Superintelligence?

A Critique of AI 2027

Watch the video here: AI 2027 – Speculative Futures and Superintelligence

Although important, I found this video and the overall mission of AI 2027 to be wildly speculative and a tad bit dramatic (which I guess is the point).

Two main things are keeping us from the predicted future: Context and Compute.

This is perhaps the most dangerous (in a good way?) threat to the claims of AI 2027. Super intelligence won't exist until we figure out the context problem and the compute plateau.

The Unfortunate Need for Understanding

Before diving into my critiques of this AI 2027 video, I need to provide you with some intuition surrounding how AI models learn.

Ok, so how does an LLM work? Well, simply, an LLM predicts the next best word continuously to make a sequence. Think of it like a function f(x) = y, where x is all the words preceding y (the predicted word). Now, what are model weights? Well, let's update our function a bit. Now, instead of f(x) = y, we have kx = y. A weight is a value of k that gets us a value for y.

Remember, y is the next word predicted, and x is the preceding words (or context). The "weight" here is k - we want to update k to best predict what y should be. What that means is that to train this model, we have a dataset with some correct {x, y} pairs. In the case of a language model, x would be the context, and y would be the predicted word. Then, you train your AI by rewarding it when it gets the correct (or close to the correct) y from your input x. Throughout the process, you continuously update that "k" value (model weight) to get closer and closer to the correct y.
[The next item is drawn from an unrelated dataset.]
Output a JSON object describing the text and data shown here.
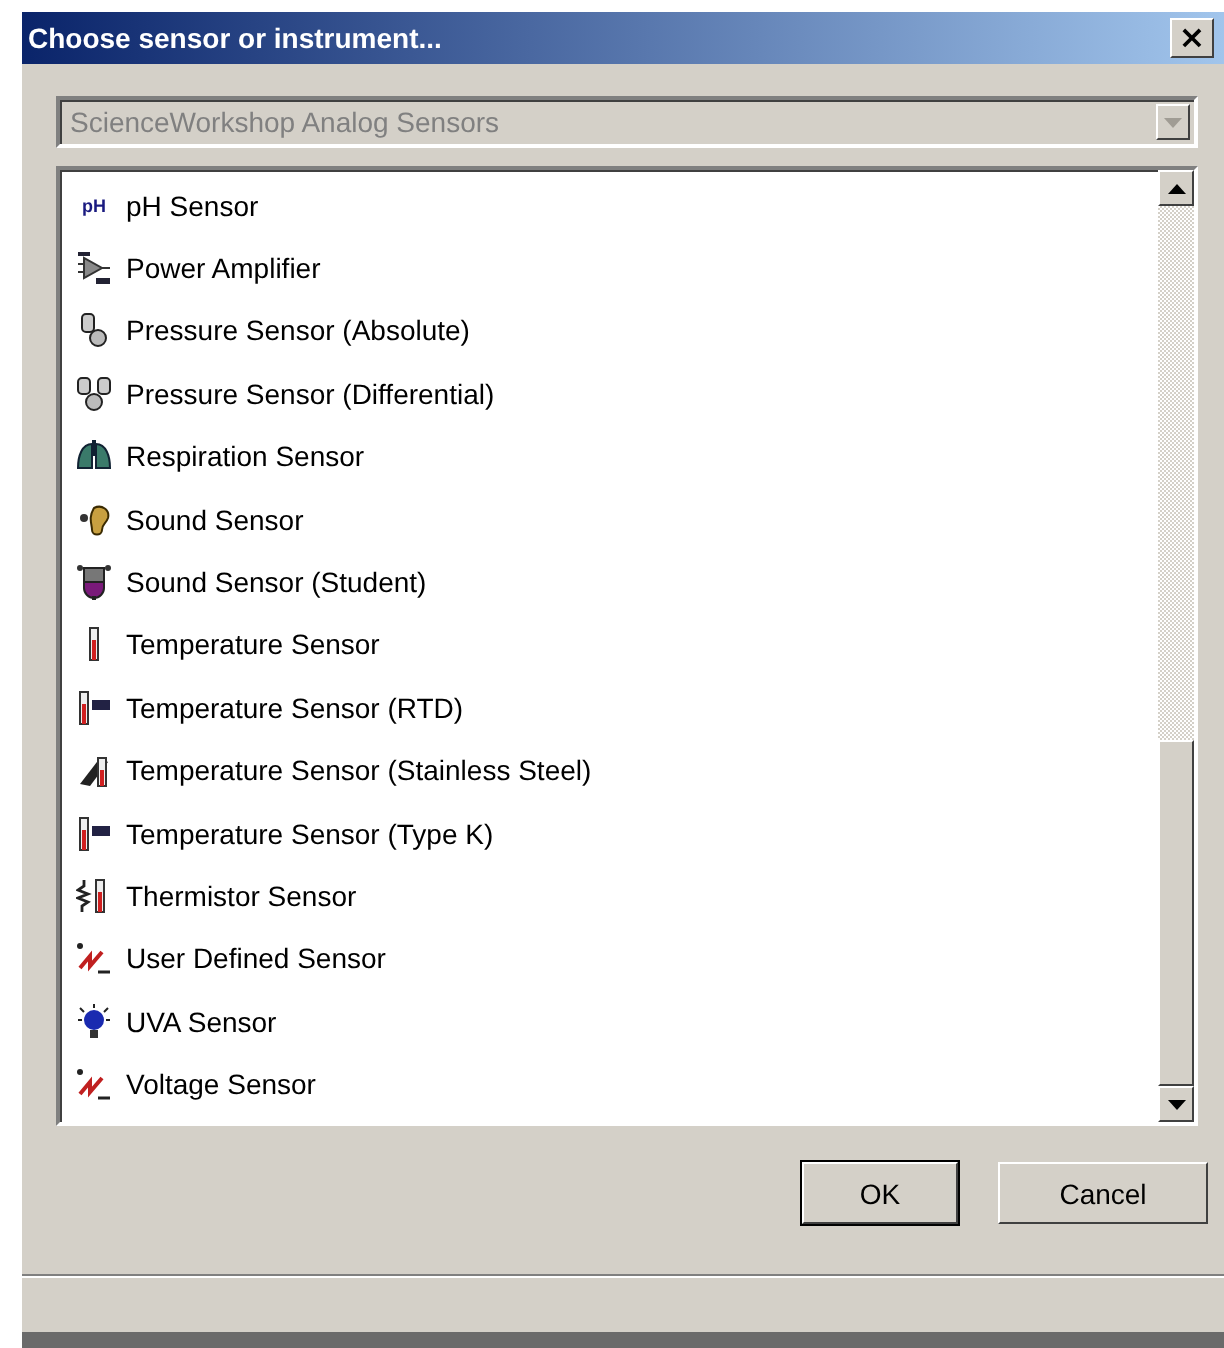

For instance, let's say we had:

{10, 20}
{20, 40}
{30, 60}

And we wanted to make an equation. After training, our model would be able to come up with a k value of 2. Simple pattern recognition (not in the way humans do it, but through repetitive reward/punishment).

But what about this "transformer" thing? Well, this architecture was really the first great breakthrough for AGI, or as I would call it, ATP (Advanced Token/Word Prediction). A transformer provides a mechanism called attention, which allows AI models to become exponentially better at "predicting the next word." Put simply, instead of placing in words for our "x" input, we can now put something more sophisticated. I think attention is best explained through examples.

We have this sentence:

The quick brown fox jumps over the lazy dog.

Now, before transformer models, we would input this sentence with each word basically carrying an individual meaning. Attention allows for words to basically modify each other. Quick → fox. Brown → fox. Lazy → dog.

Ok, but what do I mean by "modify each other"? Explaining this requires a quick interlude. Previously, I said that in our LLMs, the "x" value is simply the words preceding our intended "y" value (predicted word). This is true. However, computers can't do math with words. We need to convert these words into number vectors that can be used in model training.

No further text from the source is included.